その香りに誘われたのか、茉歩は聞きたい質問をひとつに絞れた気がした。
「……多知獺さんも。障がいがあるの?」
『だいぶ治ったよ。それまでは過労に紛れていたらしいけど、服薬どころか点滴で長時間投薬とか。僕の毛にはね? 琳とマスターが共同開発した、特殊な緩和剤が含まれているんだ。キミが眠りと勘違いした症状は『昏睡』。琳が追加投薬してくれたから、今こんなにリハビリ出来るんだ』
「……あたしも、酷いの?」
『ハグで眠るように倒れたのは、マスター以外だと茉歩がはじめて。

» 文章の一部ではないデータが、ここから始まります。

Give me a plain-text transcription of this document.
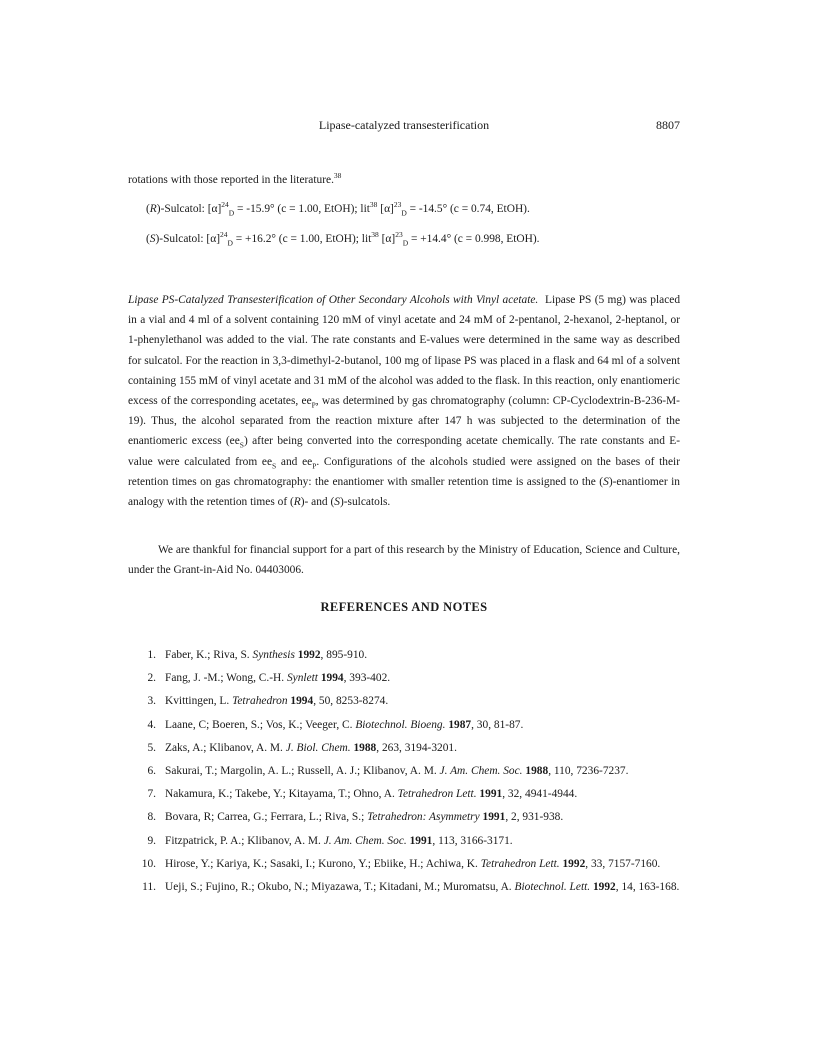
Lipase-catalyzed transesterification	8807
rotations with those reported in the literature.$^{38}$
(R)-Sulcatol: $[\alpha]^{24}_D = -15.9^\circ$ (c = 1.00, EtOH); lit$^{38}$ $[\alpha]^{23}_D = -14.5^\circ$ (c = 0.74, EtOH).
(S)-Sulcatol: $[\alpha]^{24}_D = +16.2^\circ$ (c = 1.00, EtOH); lit$^{38}$ $[\alpha]^{23}_D = +14.4^\circ$ (c = 0.998, EtOH).
Lipase PS-Catalyzed Transesterification of Other Secondary Alcohols with Vinyl acetate. Lipase PS (5 mg) was placed in a vial and 4 ml of a solvent containing 120 mM of vinyl acetate and 24 mM of 2-pentanol, 2-hexanol, 2-heptanol, or 1-phenylethanol was added to the vial. The rate constants and E-values were determined in the same way as described for sulcatol. For the reaction in 3,3-dimethyl-2-butanol, 100 mg of lipase PS was placed in a flask and 64 ml of a solvent containing 155 mM of vinyl acetate and 31 mM of the alcohol was added to the flask. In this reaction, only enantiomeric excess of the corresponding acetates, $ee_P$, was determined by gas chromatography (column: CP-Cyclodextrin-B-236-M-19). Thus, the alcohol separated from the reaction mixture after 147 h was subjected to the determination of the enantiomeric excess $(ee_S)$ after being converted into the corresponding acetate chemically. The rate constants and E-value were calculated from $ee_S$ and $ee_P$. Configurations of the alcohols studied were assigned on the bases of their retention times on gas chromatography: the enantiomer with smaller retention time is assigned to the (S)-enantiomer in analogy with the retention times of (R)- and (S)-sulcatols.
We are thankful for financial support for a part of this research by the Ministry of Education, Science and Culture, under the Grant-in-Aid No. 04403006.
REFERENCES AND NOTES
1. Faber, K.; Riva, S. Synthesis 1992, 895-910.
2. Fang, J. -M.; Wong, C.-H. Synlett 1994, 393-402.
3. Kvittingen, L. Tetrahedron 1994, 50, 8253-8274.
4. Laane, C; Boeren, S.; Vos, K.; Veeger, C. Biotechnol. Bioeng. 1987, 30, 81-87.
5. Zaks, A.; Klibanov, A. M. J. Biol. Chem. 1988, 263, 3194-3201.
6. Sakurai, T.; Margolin, A. L.; Russell, A. J.; Klibanov, A. M. J. Am. Chem. Soc. 1988, 110, 7236-7237.
7. Nakamura, K.; Takebe, Y.; Kitayama, T.; Ohno, A. Tetrahedron Lett. 1991, 32, 4941-4944.
8. Bovara, R; Carrea, G.; Ferrara, L.; Riva, S.; Tetrahedron: Asymmetry 1991, 2, 931-938.
9. Fitzpatrick, P. A.; Klibanov, A. M. J. Am. Chem. Soc. 1991, 113, 3166-3171.
10. Hirose, Y.; Kariya, K.; Sasaki, I.; Kurono, Y.; Ebiike, H.; Achiwa, K. Tetrahedron Lett. 1992, 33, 7157-7160.
11. Ueji, S.; Fujino, R.; Okubo, N.; Miyazawa, T.; Kitadani, M.; Muromatsu, A. Biotechnol. Lett. 1992, 14, 163-168.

だから! 次は環境と食事で整えて行こう? キミの処遇は琳に任せて!』
ふわふわの手を掴まれるが、薬が含まれているとは思えない。
でも茉歩は、不思議と落ち着く。薬のせいだとしても、この心地よさからやはり離れたいとは思えないからだ。
「……ありがと。で、ここにあるのって山菜!?」
『うん! 僕は食べれないけど、琳の知識データがあるから教えられるよ! 天ぷらも作り方教えるね!』
「よーし! 健康人間になる!」
『おー!』
あの有象無象なビル街に戻って、籠もった生活には戻りたくない。いつまで滞在出来るか分からずとも、今は琳に言い渡されたミッションをこなすのに意気込んだ。